Branch Predictors and You

Order your data structures

First hashnode post but I'll make it nice.

A few months ago in Advent of Code Python 2020 (yes 2020), I realized something: computer architectures prefer ordered data structures in a lot of cases.

import itertools
import timeit
import random

NUM_ITERATIONS = 100000
NUM_ENTRIES_IN_CONTROL = 2 ** 12

print(f"with {NUM_ITERATIONS} iterations")
print(f"with {NUM_ENTRIES_IN_CONTROL} control group size")

# The unsorted control group.
control = [i for i in range(NUM_ENTRIES_IN_CONTROL)]
random.shuffle(control)

# This is kind of slow
print("=== CONTROL GROUP ===")
print(f"takes {timeit.timeit(lambda: itertools.permutations(control), number=NUM_ITERATIONS)} secs")

# A revelation comes when you sort it
revelation = sorted(control)
print("=== MODIFIED GROUP ===")
print(f"takes {timeit.timeit(lambda: itertools.permutations(revelation), number=NUM_ITERATIONS)} secs")

Apparently there is a reason for this: CPUs implement branch prediction and have implemented that technology for a long time, the technology is just used to sorted entries in a list.

The Pentium Silver N5000 in my laptop implements it, and so does my workstation. Maybe your phone implements branch prediction too, which is quite amazing. (note that a branch predictor has been used in small Intel CPUs beginning with Silvermont, for a while)

You can look into this on this StackOverflow entry.

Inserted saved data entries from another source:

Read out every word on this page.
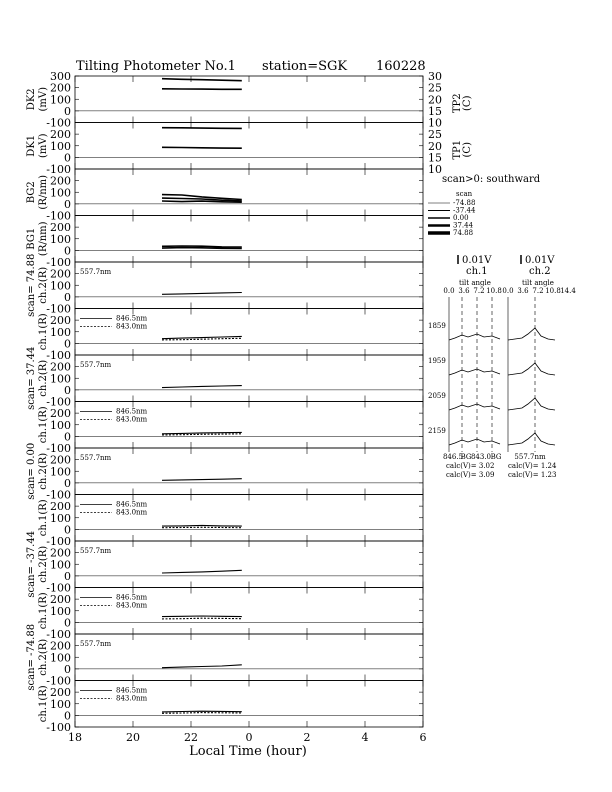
Tilting Photometer No.1 station=SGK 160228
-100
0
100
200
300
DK2 (mV)
-100
0
100
200
DK1 (mV)
-100
0
100
200
BG2 (R/nm)
-100
0
100
200
BG1 (R/nm)
-100
0
100
200
scan= 74.88 ch.2(R)	557.7nm
-100
0
100
200
ch.1(R)	846.5nm
843.0nm
-100
0
100
200
scan= 37.44 ch.2(R)	557.7nm
-100
0
100
200
ch.1(R)	846.5nm
843.0nm
-100
0
100
200
scan= 0.00 ch.2(R)	557.7nm
-100
0
100
200
ch.1(R)	846.5nm
843.0nm
-100
0
100
200
scan= -37.44 ch.2(R)	557.7nm
-100
0
100
200
ch.1(R)	846.5nm
843.0nm
-100
0
100
200
scan= -74.88 ch.2(R)	557.7nm
-100
0
100
200
ch.1(R)	846.5nm
843.0nm
18	20	22	0	2	4	6
Local Time (hour)
10
15
20
25
30
TP2 (C)
10
15
20
25
TP1 (C)
scan>0: southward
scan
-74.88
-37.44
0.00
37.44
74.88
0.01V
ch.1
tilt angle
0.01V
ch.2
tilt angle
calc(V)= 3.02
calc(V)= 3.09
calc(V)= 1.24
calc(V)= 1.23
0.0 3.6 7.2 10.8 0.0 3.6 7.2 10.8 14.4
1859
1959
2059
2159
846.5
BG 843.0 BG 557.7nm
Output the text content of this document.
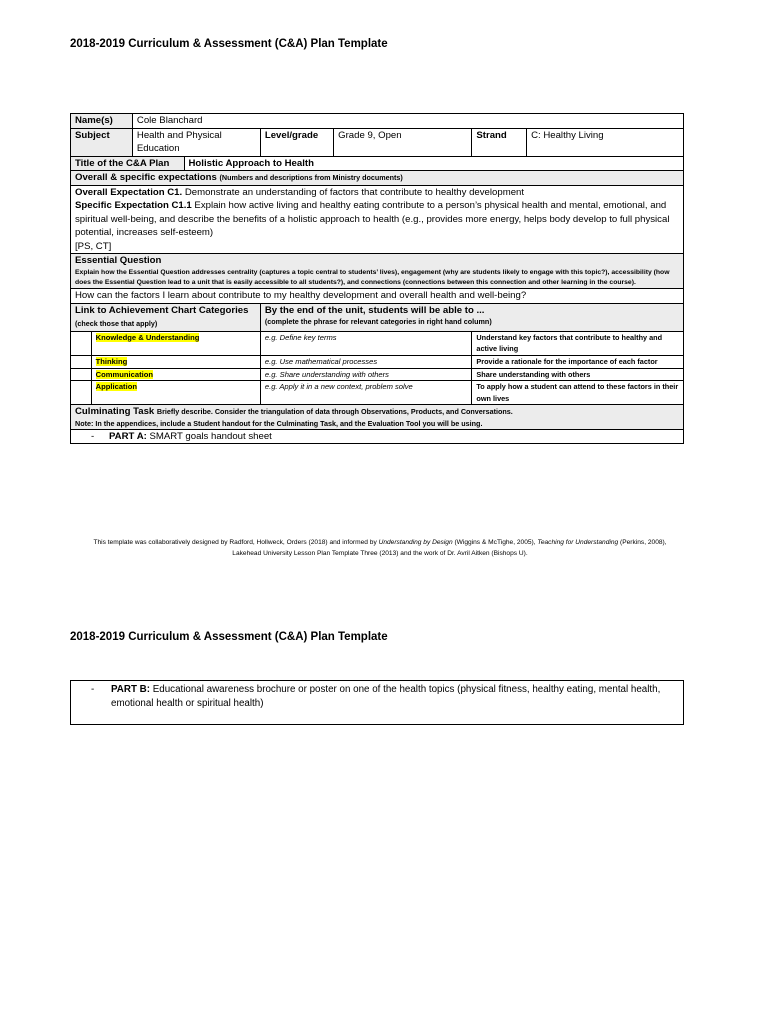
2018-2019 Curriculum & Assessment (C&A) Plan Template
Name(s)		Cole Blanchard					
Subject		Health and Physical Education		Level/grade	Grade 9, Open	Strand	C: Healthy Living
Title of the C&A Plan			Holistic Approach to Health				
Overall & specific expectations (Numbers and descriptions from Ministry documents)							

Overall Expectation C1. Demonstrate an understanding of factors that contribute to healthy development
Specific Expectation C1.1 Explain how active living and healthy eating contribute to a person’s physical health and mental, emotional, and spiritual well-being, and describe the benefits of a holistic approach to health (e.g., provides more energy, helps body develop to full physical potential, increases self-esteem)
[PS, CT]							

Essential Question
Explain how the Essential Question addresses centrality (captures a topic central to students’ lives), engagement (why are students likely to engage with this topic?), accessibility (how does the Essential Question lead to a unit that is easily accessible to all students?), and connections (connections between this connection and other learning in the course).							

How can the factors I learn about contribute to my healthy development and overall health and well-being?							
Link to Achievement Chart Categories (check those that apply)				By the end of the unit, students will be able to ...
(complete the phrase for relevant categories in right hand column)			

	Knowledge & Understanding			e.g. Define key terms		Understand key factors that contribute to healthy and active living	
	Thinking			e.g. Use mathematical processes		Provide a rationale for the importance of each factor	
	Communication			e.g. Share understanding with others		Share understanding with others	
	Application			e.g. Apply it in a new context, problem solve		To apply how a student can attend to these factors in their own lives	

Culminating Task Briefly describe. Consider the triangulation of data through Observations, Products, and Conversations.
Note: In the appendices, include a Student handout for the Culminating Task, and the Evaluation Tool you will be using.							

- PART A: SMART goals handout sheet							
This template was collaboratively designed by Radford, Hollweck, Orders (2018) and informed by Understanding by Design (Wiggins & McTighe, 2005), Teaching for Understanding (Perkins, 2008), Lakehead University Lesson Plan Template Three (2013) and the work of Dr. Avril Aitken (Bishops U).
2018-2019 Curriculum & Assessment (C&A) Plan Template
- PART B: Educational awareness brochure or poster on one of the health topics (physical fitness, healthy eating, mental health, emotional health or spiritual health)
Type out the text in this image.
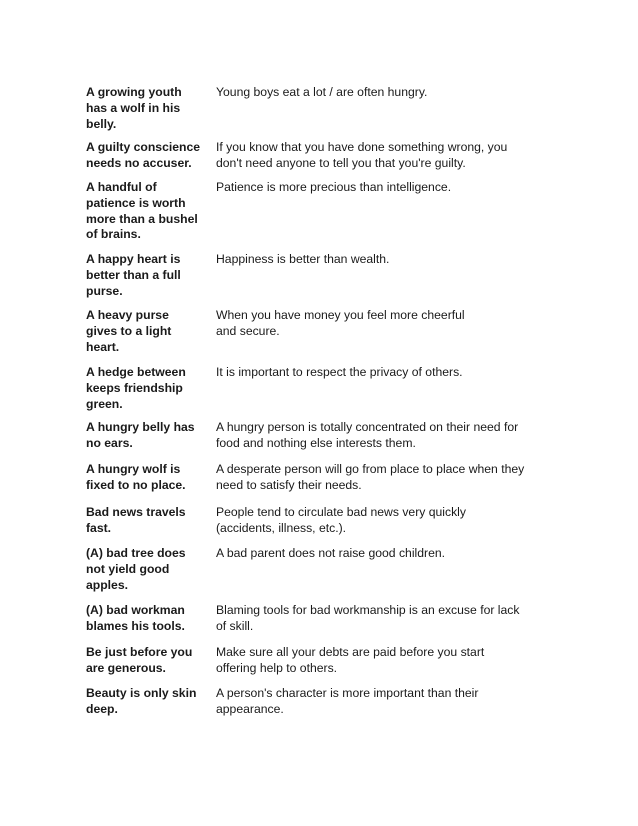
A growing youth
has a wolf in his
belly.
Young boys eat a lot / are often hungry.
A guilty conscience
needs no accuser.
If you know that you have done something wrong, you
don't need anyone to tell you that you're guilty.
A handful of
patience is worth
more than a bushel
of brains.
Patience is more precious than intelligence.
A happy heart is
better than a full
purse.
Happiness is better than wealth.
A heavy purse
gives to a light
heart.
When you have money you feel more cheerful
and secure.
A hedge between
keeps friendship
green.
It is important to respect the privacy of others.
A hungry belly has
no ears.
A hungry person is totally concentrated on their need for
food and nothing else interests them.
A hungry wolf is
fixed to no place.
A desperate person will go from place to place when they
need to satisfy their needs.
Bad news travels
fast.
People tend to circulate bad news very quickly
(accidents, illness, etc.).
(A) bad tree does
not yield good
apples.
A bad parent does not raise good children.
(A) bad workman
blames his tools.
Blaming tools for bad workmanship is an excuse for lack
of skill.
Be just before you
are generous.
Make sure all your debts are paid before you start
offering help to others.
Beauty is only skin
deep.
A person's character is more important than their
appearance.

Real proof is in the numbers, let's see how it runs on the laptop:

with 100000 iterations
with 4096 control group size
=== CONTROL GROUP ===
takes 4.334974428998976 secs
=== MODIFIED GROUP ===
takes 3.404549691000284 secs

I like that improvement.

I think people will find use in sorting values when performing heavy calculations.